"I apologize. I know I left some of your favorite shows off this list. How do I know that? Because I left some of my favorite shows off this list. The happy and unfortunate fact is that there are far more than 100 great shows, and more created every year. Lists are incredibly important: they are how we define what matters to us, what we want entertainment and art to do, what we expect of our culture." —TIME TV critic James Poniewozik
The fall after the Clinton impeachment trial, The West Wing offered a fantasy: a stand-up president (Martin Sheen) who really never did have sexual relations with that woman. Aaron Sorkin made policy debates as dynamic as a police shootout; the show trademarked the kinetic hallway “walk and talk scene” and crackled with sharp, witty dialogue. It could be preachy, self-congratulatory and idealized, but maybe making a dark critique of government would have been the easy thing to do; instead, The West Wing asserted that people in government could be competent and well intentioned. For many, of course, the real point of watching the show was the 30s-screwball-comedy flirtation between Josh and Donna. But at heart The West Wing was a civic romance in love with democracy, and it didn’t care who knew it.

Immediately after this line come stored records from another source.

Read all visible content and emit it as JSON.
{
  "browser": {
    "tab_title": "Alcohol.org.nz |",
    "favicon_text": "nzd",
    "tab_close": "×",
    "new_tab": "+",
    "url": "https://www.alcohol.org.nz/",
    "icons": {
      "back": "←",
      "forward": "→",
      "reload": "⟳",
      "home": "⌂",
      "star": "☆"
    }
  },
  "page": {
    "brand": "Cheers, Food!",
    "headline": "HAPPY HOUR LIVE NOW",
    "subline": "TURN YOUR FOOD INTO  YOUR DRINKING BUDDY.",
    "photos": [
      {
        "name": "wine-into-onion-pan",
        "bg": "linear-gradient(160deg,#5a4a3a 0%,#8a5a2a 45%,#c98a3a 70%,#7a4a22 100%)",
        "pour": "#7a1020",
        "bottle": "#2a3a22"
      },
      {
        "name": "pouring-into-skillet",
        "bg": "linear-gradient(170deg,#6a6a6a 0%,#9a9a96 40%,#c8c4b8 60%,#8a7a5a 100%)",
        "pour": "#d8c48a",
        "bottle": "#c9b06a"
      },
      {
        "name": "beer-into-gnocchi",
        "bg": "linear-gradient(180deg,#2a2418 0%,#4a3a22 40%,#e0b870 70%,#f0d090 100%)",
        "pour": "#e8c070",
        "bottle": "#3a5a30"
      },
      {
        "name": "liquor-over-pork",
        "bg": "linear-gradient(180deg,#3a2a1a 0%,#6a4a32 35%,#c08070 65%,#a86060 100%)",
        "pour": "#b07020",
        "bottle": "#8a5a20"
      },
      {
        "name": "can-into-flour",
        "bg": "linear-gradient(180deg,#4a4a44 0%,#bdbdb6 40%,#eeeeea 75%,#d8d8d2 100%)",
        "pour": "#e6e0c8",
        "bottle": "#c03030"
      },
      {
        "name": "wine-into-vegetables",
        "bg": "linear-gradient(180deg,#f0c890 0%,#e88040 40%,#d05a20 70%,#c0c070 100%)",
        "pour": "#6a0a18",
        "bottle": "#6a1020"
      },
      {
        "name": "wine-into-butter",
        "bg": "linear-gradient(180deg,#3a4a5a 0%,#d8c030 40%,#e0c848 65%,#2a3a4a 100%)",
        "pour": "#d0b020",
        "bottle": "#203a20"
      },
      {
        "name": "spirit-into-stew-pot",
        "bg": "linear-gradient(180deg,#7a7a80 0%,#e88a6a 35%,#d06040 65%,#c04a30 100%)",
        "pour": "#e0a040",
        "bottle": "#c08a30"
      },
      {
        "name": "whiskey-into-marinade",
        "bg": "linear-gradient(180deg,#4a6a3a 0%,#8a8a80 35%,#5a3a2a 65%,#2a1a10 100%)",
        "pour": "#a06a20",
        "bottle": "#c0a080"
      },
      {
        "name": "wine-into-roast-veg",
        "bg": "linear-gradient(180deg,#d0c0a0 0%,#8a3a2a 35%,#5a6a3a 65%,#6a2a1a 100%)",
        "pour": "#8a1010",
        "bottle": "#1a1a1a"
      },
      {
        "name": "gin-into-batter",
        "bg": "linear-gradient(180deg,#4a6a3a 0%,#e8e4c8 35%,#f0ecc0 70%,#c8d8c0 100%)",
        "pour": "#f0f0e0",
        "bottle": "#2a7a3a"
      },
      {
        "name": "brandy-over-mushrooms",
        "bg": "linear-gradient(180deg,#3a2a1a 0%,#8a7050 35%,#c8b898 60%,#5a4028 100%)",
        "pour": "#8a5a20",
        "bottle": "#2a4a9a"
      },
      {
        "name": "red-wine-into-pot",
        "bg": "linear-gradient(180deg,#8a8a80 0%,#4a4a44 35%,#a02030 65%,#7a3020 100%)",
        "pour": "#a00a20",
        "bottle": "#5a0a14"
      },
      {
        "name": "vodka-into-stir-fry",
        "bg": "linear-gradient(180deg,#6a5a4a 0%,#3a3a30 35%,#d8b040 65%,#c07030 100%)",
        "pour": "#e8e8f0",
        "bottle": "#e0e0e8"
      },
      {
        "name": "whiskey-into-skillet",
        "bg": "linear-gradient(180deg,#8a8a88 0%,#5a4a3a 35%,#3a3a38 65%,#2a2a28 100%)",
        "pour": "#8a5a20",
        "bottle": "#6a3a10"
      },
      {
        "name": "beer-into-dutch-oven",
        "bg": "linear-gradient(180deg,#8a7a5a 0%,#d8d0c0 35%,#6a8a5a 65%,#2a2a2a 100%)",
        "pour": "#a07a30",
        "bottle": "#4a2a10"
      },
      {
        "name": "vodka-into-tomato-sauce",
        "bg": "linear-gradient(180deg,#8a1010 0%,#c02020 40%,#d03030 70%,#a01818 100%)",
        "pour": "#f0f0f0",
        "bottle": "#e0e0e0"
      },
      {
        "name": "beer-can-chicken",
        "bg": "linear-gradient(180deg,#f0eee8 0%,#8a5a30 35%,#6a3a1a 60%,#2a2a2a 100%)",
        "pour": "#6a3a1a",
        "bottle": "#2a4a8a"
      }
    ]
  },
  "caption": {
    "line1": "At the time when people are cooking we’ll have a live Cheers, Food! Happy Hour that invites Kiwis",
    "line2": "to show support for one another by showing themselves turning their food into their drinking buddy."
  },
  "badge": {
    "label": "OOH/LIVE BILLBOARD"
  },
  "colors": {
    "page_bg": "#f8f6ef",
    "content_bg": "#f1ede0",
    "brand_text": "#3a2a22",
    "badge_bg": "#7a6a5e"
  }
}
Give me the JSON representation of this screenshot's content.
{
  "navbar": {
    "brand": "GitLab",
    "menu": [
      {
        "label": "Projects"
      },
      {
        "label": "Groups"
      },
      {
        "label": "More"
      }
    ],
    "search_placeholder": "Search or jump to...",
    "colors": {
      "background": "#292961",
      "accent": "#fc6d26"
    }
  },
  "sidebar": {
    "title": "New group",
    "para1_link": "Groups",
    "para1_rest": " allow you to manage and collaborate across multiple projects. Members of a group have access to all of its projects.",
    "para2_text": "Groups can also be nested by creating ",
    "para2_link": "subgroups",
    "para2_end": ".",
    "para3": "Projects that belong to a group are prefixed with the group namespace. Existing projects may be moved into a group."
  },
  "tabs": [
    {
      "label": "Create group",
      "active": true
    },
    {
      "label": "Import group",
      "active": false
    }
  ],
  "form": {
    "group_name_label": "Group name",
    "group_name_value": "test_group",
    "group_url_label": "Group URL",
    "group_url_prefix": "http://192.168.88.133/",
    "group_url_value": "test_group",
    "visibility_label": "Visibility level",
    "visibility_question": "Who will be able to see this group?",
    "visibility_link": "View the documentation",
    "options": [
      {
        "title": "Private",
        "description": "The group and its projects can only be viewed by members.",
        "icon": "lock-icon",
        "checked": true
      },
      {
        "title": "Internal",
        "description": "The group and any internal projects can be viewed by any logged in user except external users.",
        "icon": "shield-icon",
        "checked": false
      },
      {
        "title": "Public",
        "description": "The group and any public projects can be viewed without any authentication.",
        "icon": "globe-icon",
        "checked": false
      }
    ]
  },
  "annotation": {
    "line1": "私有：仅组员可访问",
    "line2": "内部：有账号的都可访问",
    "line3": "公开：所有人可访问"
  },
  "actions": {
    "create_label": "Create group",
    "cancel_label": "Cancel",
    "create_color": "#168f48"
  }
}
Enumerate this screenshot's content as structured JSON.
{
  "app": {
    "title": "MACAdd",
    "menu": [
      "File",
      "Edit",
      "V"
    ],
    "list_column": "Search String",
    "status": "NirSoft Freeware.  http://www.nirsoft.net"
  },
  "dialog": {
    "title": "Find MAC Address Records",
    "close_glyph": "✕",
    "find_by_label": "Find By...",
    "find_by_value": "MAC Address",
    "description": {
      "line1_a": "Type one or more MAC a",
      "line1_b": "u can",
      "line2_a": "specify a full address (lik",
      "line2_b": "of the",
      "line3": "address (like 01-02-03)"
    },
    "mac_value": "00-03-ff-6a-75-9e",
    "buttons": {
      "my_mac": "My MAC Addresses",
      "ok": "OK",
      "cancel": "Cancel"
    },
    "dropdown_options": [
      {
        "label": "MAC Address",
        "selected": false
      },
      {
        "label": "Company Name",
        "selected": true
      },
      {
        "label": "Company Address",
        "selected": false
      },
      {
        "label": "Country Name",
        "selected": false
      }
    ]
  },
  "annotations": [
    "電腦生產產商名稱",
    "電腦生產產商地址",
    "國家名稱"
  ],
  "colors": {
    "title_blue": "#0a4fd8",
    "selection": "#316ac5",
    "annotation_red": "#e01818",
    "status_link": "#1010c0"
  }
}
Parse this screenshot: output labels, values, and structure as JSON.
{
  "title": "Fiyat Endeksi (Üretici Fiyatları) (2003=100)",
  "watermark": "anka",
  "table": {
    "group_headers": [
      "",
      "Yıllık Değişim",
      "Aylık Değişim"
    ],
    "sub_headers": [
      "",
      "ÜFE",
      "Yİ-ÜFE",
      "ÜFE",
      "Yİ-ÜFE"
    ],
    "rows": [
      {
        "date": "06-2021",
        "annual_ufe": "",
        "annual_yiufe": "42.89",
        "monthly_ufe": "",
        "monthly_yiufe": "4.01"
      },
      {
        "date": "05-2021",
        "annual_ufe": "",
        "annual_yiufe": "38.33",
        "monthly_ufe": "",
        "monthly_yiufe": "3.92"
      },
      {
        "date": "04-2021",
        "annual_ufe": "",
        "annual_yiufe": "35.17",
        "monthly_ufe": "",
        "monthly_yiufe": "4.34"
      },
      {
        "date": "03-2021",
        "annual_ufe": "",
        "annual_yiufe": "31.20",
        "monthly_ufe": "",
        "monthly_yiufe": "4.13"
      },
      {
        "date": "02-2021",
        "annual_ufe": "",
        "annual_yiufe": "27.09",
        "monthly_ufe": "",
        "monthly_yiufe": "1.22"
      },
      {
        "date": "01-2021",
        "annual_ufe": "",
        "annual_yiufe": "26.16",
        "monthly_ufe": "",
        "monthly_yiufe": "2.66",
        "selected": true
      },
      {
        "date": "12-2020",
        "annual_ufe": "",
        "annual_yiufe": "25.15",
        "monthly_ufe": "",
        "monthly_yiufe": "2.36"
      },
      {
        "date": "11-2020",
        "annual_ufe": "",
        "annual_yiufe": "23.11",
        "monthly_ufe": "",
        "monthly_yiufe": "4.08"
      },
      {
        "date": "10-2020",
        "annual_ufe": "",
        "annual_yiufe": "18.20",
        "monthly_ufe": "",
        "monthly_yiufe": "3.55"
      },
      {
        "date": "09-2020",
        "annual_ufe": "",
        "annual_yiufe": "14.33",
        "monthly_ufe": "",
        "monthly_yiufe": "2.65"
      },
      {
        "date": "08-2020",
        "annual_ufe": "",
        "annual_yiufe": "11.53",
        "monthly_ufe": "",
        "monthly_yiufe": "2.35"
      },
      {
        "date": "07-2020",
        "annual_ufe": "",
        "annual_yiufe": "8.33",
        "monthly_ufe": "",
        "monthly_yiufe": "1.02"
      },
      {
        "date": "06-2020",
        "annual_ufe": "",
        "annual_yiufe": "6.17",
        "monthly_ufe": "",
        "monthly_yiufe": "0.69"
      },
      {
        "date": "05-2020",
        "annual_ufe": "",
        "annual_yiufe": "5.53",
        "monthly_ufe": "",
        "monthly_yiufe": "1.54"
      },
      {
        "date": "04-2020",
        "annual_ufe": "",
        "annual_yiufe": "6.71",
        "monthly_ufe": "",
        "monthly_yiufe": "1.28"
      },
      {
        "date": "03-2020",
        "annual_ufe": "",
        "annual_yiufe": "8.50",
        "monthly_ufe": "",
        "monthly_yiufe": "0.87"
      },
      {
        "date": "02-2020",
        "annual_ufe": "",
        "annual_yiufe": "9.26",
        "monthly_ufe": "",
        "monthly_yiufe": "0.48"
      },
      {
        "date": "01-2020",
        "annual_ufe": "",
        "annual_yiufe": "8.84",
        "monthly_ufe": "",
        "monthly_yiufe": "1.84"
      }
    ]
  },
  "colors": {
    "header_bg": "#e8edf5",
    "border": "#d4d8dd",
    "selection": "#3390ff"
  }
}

Early in this game show, you are reminded of what a different time it was made in, and I don’t mean when the intro proclaims it “television’s gayest game!” It’s when panelist Bennett Cerf is introduced as a “publisher, raconteur and wit.” Try to imagine somebody on Deal or No Deal being willingly labeled with any of those three descriptives. The concept was simple: a celebrity panel asked yes-or-no questions of guests and tried to guess what they did for a living. But the real game—as on You Bet Your Life or, later, Match Game—was listening to the panel reason and trade witticisms. The cocktail banter and the choice of panelists—columnists, politicians—befit a time before the Jerry Springer / Charlie Rose apartheid of low and highbrow talk TV. The stakes may have been low on What’s My Line?, but the conversation was raconteurriffic.